Yes. King Edward III took part in more than 50 tournaments, sometimes incognito. His son and heir, the Black Prince, also jousted incognito, as did many knights during Edward III's reign.
The Annales Paulini (1307-41) mentions the Dartford jousts of 1331. In Edward III and the Triumph of England, Richard Barber says:
The knights were in uniform costumes of green tunics and mantles with
red hoods....To conceal the king's identity, they were all masked.
The easily accessible article Tournaments in the Fourteenth Century also mentions this.
Nigel Saul, in Chivalry in Medieval England, says:
In 1334 at a major tournament at Dunstable the king appeared under the
arms of the Arthurian knight Sir Lionel. On several later occasions he
appeared wearing the arms of members of his household entourage.
Participating incognito in the manner of Arthurian heroes was a way of
linking the fantasy world of romance to the practical world of
preparation for war.
Edward III appeared several times at tournaments as Sir Lionel, though, so presumably someone eventually figured out who 'Sir Lionel' was.
In A Short History of the Hundred Years War by Michael Prestwick, the author states that:
Edward III was a great patron of tournaments, in which he himself was
often an eager participant....often taking part incognito. There was a
playacting element, as when Edward and some knights dressed as the
Pope and some cardinals at a tournament held at Smithfield in 1343.
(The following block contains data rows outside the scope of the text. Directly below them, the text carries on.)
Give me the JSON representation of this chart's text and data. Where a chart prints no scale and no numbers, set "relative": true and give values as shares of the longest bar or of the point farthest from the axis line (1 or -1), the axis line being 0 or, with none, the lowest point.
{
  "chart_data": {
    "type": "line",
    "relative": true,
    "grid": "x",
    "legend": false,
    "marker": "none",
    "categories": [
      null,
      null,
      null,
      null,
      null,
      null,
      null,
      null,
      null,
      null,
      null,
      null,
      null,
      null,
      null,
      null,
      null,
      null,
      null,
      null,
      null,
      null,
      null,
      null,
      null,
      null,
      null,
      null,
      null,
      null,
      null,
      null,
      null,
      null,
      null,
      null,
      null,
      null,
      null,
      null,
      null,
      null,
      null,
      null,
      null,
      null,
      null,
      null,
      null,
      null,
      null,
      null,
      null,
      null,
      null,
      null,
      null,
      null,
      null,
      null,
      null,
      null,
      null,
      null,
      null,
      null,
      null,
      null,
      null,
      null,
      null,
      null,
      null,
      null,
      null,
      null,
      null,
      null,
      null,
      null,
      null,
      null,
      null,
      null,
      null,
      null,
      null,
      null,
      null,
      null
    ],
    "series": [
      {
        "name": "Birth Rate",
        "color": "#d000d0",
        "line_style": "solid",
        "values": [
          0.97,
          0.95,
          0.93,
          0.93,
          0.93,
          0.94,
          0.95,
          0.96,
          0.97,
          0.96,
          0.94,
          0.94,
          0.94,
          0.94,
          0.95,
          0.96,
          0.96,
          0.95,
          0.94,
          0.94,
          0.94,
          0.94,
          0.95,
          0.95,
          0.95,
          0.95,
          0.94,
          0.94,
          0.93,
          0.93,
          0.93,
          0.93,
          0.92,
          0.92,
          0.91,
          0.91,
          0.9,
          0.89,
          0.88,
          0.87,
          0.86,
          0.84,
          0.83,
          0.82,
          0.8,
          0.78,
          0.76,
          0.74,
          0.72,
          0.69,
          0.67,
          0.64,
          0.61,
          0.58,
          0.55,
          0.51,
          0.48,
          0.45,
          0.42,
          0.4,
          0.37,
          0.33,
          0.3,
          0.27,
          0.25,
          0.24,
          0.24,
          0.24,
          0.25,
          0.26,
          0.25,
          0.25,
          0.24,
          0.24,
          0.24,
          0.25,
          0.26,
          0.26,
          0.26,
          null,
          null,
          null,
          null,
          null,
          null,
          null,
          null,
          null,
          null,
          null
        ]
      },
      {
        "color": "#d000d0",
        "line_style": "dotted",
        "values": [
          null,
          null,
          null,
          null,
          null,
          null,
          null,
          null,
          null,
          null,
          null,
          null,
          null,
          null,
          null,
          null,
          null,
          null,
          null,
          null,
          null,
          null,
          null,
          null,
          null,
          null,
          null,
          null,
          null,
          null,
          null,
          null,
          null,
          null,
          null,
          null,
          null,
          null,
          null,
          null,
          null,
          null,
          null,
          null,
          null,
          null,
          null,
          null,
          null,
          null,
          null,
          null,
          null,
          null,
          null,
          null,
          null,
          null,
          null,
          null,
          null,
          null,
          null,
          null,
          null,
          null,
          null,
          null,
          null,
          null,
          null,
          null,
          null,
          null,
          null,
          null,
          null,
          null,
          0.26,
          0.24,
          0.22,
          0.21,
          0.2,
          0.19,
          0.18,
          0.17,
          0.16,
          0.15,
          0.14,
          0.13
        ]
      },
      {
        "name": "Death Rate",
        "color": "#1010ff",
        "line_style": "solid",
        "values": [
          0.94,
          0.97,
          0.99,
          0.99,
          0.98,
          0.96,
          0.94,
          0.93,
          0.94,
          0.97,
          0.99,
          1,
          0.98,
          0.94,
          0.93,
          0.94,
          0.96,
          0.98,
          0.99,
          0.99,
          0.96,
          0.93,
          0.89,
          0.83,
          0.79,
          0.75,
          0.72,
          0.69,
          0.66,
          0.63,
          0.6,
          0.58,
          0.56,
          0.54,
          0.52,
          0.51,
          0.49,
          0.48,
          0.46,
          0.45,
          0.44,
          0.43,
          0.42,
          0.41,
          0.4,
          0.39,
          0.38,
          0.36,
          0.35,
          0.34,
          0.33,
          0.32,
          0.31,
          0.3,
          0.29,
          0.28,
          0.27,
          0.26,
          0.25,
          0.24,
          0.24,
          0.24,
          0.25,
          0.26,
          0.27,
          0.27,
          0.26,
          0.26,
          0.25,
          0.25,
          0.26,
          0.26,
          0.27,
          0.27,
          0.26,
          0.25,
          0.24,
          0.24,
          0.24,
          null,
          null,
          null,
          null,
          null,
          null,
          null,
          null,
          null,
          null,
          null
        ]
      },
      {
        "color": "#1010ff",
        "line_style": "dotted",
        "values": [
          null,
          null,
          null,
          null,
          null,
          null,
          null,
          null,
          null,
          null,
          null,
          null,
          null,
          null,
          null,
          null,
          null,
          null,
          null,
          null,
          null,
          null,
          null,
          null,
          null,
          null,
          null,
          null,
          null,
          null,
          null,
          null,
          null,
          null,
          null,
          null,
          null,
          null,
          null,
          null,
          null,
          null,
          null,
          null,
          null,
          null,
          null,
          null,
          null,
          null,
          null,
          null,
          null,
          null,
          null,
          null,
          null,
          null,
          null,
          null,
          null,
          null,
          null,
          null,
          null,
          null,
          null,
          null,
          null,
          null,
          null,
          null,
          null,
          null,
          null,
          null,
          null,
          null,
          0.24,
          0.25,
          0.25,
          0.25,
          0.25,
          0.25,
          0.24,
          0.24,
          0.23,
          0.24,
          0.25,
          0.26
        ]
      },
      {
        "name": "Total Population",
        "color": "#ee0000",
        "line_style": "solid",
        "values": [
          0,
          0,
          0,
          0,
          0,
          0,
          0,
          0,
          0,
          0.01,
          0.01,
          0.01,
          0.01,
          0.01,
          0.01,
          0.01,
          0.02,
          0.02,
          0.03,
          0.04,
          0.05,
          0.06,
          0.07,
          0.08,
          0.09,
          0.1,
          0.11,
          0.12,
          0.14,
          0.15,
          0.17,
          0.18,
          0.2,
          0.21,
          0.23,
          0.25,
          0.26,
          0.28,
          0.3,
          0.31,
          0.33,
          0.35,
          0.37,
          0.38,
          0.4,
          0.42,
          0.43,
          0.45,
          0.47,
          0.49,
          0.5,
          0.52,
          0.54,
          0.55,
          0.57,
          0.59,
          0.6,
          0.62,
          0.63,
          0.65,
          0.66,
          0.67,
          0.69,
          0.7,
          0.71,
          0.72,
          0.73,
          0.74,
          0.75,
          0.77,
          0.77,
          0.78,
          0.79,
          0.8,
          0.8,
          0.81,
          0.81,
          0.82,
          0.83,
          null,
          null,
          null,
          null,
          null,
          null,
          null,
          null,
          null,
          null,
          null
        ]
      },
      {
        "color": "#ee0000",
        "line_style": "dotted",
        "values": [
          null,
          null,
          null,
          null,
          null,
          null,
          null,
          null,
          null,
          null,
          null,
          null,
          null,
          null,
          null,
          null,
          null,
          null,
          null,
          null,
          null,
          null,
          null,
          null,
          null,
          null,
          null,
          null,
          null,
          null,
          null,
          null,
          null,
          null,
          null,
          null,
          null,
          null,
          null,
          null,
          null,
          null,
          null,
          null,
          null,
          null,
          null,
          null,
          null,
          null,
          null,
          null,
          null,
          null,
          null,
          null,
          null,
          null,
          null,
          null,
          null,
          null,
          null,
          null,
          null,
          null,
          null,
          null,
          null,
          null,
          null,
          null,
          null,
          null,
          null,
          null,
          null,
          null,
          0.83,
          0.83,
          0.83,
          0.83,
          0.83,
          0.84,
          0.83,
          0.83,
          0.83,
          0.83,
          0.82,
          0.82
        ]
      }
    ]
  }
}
The chapter War, Plague and Chivalry (1346–54) from David Green's The Black Prince says that both Edward III and his heir fought incognito:
Meetings of the Garter were often accompanied by splendid tournaments,
many of which were staged in true Arthurian style with knights
fighting incognito or wearing fantastic costumes. Both Edward III
and the Black Prince are known to have participated wearing disguises
Saul also offers an explanation as to why jousters sometimes appeared incognito:
Remarkably perhaps, even the donning of disguises in tourneying served
a practical purpose. It made for equality between competitors by
ensuring that a lesser knight did not defer to the superior blood of
This question went unanswered for 3 months, and I'd given up looking myself. I came across this answer completely by chance but, perhaps with hindsight, Edward III is as obvious a candidate as anyone.
If anyone can find any other clear examples of kings or heirs jousting incognito, I'll accept that answer ahead of my own. For those interested, Richard II is an unlikely candidate (only one joust apparently), Henry V didn't like jousting (though this doesn't necessarily rule him out), while Edward I took part in many tournaments but doing it incognito doesn't seem to have been common then - still, maybe worth investigating. Also, this question is not restricted to English kings.